Em relação à regulamentação da publicidade infantil, esta, no Brasil, é realizada por um órgão autorregulamentador (ou seja, regido por seus próprios membros, profissionais da publicidade), o Conselho Nacional de Autorregulamentação Publicitária (Conar). Esse órgão surgiu como aplicação do Código Brasileiro de Autorregulamentação Publicitária, criado também pelos próprios profissionais da publicidade, em 1978 (Giacomini Filho, 1992). Segundo o Conar, sua missão é "Impedir que a publicidade enganosa ou abusiva cause constrangimento ao consumidor ou a empresas e defender a liberdade de expressão comercial" (Conselho Nacional de Autorregulamentação Publicitária, 2013).
No dia 13 de março de 2014, foi aprovada a Resolução nº 163 do Conselho Nacional dos Direitos da Criança e do Adolescente (Conanda), que considera ilegal qualquer tipo de publicidade e a comunicação mercadológica dirigida a crianças e adolescentes com intenção de induzir ao consumo (Fonseca, 2014). Porém, mesmo com a resolução aprovada, os anunciantes insistem em veicular a publicidade infantil, descumprindo os aparatos legais. Por isso, demarca-se a necessidade de fiscalização (Instituto Alana, 2014).
Apesar dos poucos progressos jurídicos em relação ao tema no Brasil, em 2016, uma ação civil pública movida pelo Ministério Público, como representação do Instituto Alana, contra uma campanha publicitária infantil marcou o início do ano: pela primeira vez, uma decisão jurídica foi tomada considerando abusiva e ilegal a publicidade infantil, baseando-se nos aparatos jurídicos brasileiros. A empresa responsável pelo anúncio foi condenada a pagar indenização pelos danos causados (Apelação 0342384- 90.2009.8.26.0000, 2013; Brasil, 2016). Ainda assim, a publicidade direcionada às crianças continua sendo veiculada na tevê, tanto em canais abertos quanto em fechados.
O CFP se posiciona ante a temática em defesa do pressuposto de que a publicidade infantil é abusiva e deve ter sua veiculação proibida. Pela participação em audiências públicas e a publicação de uma cartilha intitulada Contribuição da Psicologia para o fim da publicidade dirigida à criança (CFP, 2008), o Conselho argumenta a favor da aprovação do Projeto de Lei nº 702/2011, que propõe a restrição da veiculação publicitária de produtos infantis. O CFP afirma que os aparatos jurídicos existentes não têm eficácia, sendo insuficientes na proteção contra a abusividade da publicidade infantil (CFP, 2008; 2014; 2015).

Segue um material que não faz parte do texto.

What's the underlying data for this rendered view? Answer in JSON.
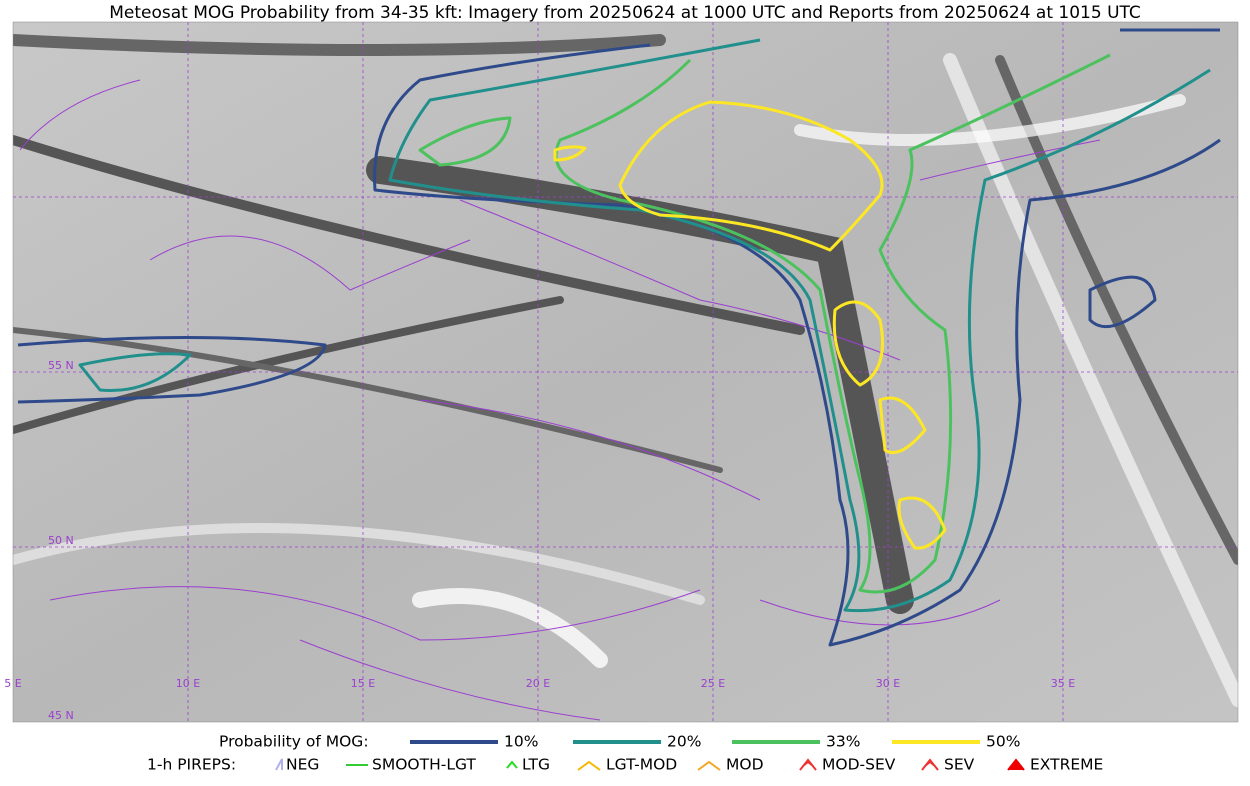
{
  "title": "Meteosat MOG Probability from 34-35 kft: Imagery from 20250624 at 1000 UTC and Reports from 20250624 at 1015 UTC",
  "map": {
    "lat_labels": [
      "55 N",
      "50 N",
      "45 N"
    ],
    "lon_labels": [
      "5 E",
      "10 E",
      "15 E",
      "20 E",
      "25 E",
      "30 E",
      "35 E"
    ]
  },
  "legend": {
    "probability": {
      "label": "Probability of MOG:",
      "items": [
        {
          "label": "10%",
          "color": "#2f4a8a"
        },
        {
          "label": "20%",
          "color": "#21908c"
        },
        {
          "label": "33%",
          "color": "#4cc25f"
        },
        {
          "label": "50%",
          "color": "#fde725"
        }
      ]
    },
    "pireps": {
      "label": "1-h PIREPS:",
      "items": [
        {
          "label": "NEG",
          "color": "#b0b0f0"
        },
        {
          "label": "SMOOTH-LGT",
          "color": "#33cc33"
        },
        {
          "label": "LTG",
          "color": "#22dd22"
        },
        {
          "label": "LGT-MOD",
          "color": "#f5b800"
        },
        {
          "label": "MOD",
          "color": "#f5a623"
        },
        {
          "label": "MOD-SEV",
          "color": "#e33"
        },
        {
          "label": "SEV",
          "color": "#e33"
        },
        {
          "label": "EXTREME",
          "color": "#e00"
        }
      ]
    }
  }
}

É importante ressaltar ainda que, em países como França, Alemanha, Canadá e Itália, existem aparatos jurídicos que se mostram mais eficazes que os existentes no Brasil, e que, em países europeus e nos Estados Unidos, além do aparato jurídico, existe também uma inciativa interessante que ainda não se discute no contexto brasileiro: projetos de educação para as mídias, que visam a fornecer às crianças instrumentos que possibilitem o desenvolvimento de um olhar mais crítico em relação ao conteúdo a que são expostos pela televisão (Capparelli et al., 2007).
Surge, então, a necessidade de uma análise que questione o modo como se desenrola a persuasão da publicidade infantil, quais fatores influenciam o consumismo desse público que está em condição de vulnerabilidade, dependência e em pleno desenvolvimento. Portanto se buscou, por este estudo, identificar as mensagens e estratégias que fundamentam e justificam os discursos usados pela publicidade televisiva infantil. Realizou-se uma análise da publicidade do canal infantil fechado Cartoon Network, pela metodologia de análise do discurso (Pêcheux, 2002).
Atualmente são escassas as produções, tratando dessa questão, de profissionais inseridos na área da Psicologia. Assim, é necessário iniciar e estimular análises e pesquisas norteadas por um olhar da Psicologia, por meio de um diálogo com a Sociologia e outras ciências, de forma a complementar as publicações científicas existentes, possibilitando novos questionamentos, caminhos e perspectivas.
O estudo focaliza especialmente, as famílias de classe média, com base no conceito utilizado por Pochmann (2014), já teorizado no texto. Porém, mesmo considerando o caráter de ascensão do grupo econômico que ocupava o que se chama de base da pirâmide social, identificado como classe média, o aspecto da exclusão não deve ser esquecido, afinal o poder de compra é limitado, não sendo possível ter tudo o que é ofertado pela publicidade.
2. MÉTODOS
2.1. Descrição da pesquisa
Para a realização da pesquisa, utilizou-se a gravação do conteúdo de um canal de programação infantil, a fim de analisar a publicidade dos intervalos comerciais. A gravação foi realizada durante cinco dias, por quatro horas diárias: entre os dias 10 e 14 de março de 2014, de segunda a sexta-feira, das oito horas da manhã até meio-dia.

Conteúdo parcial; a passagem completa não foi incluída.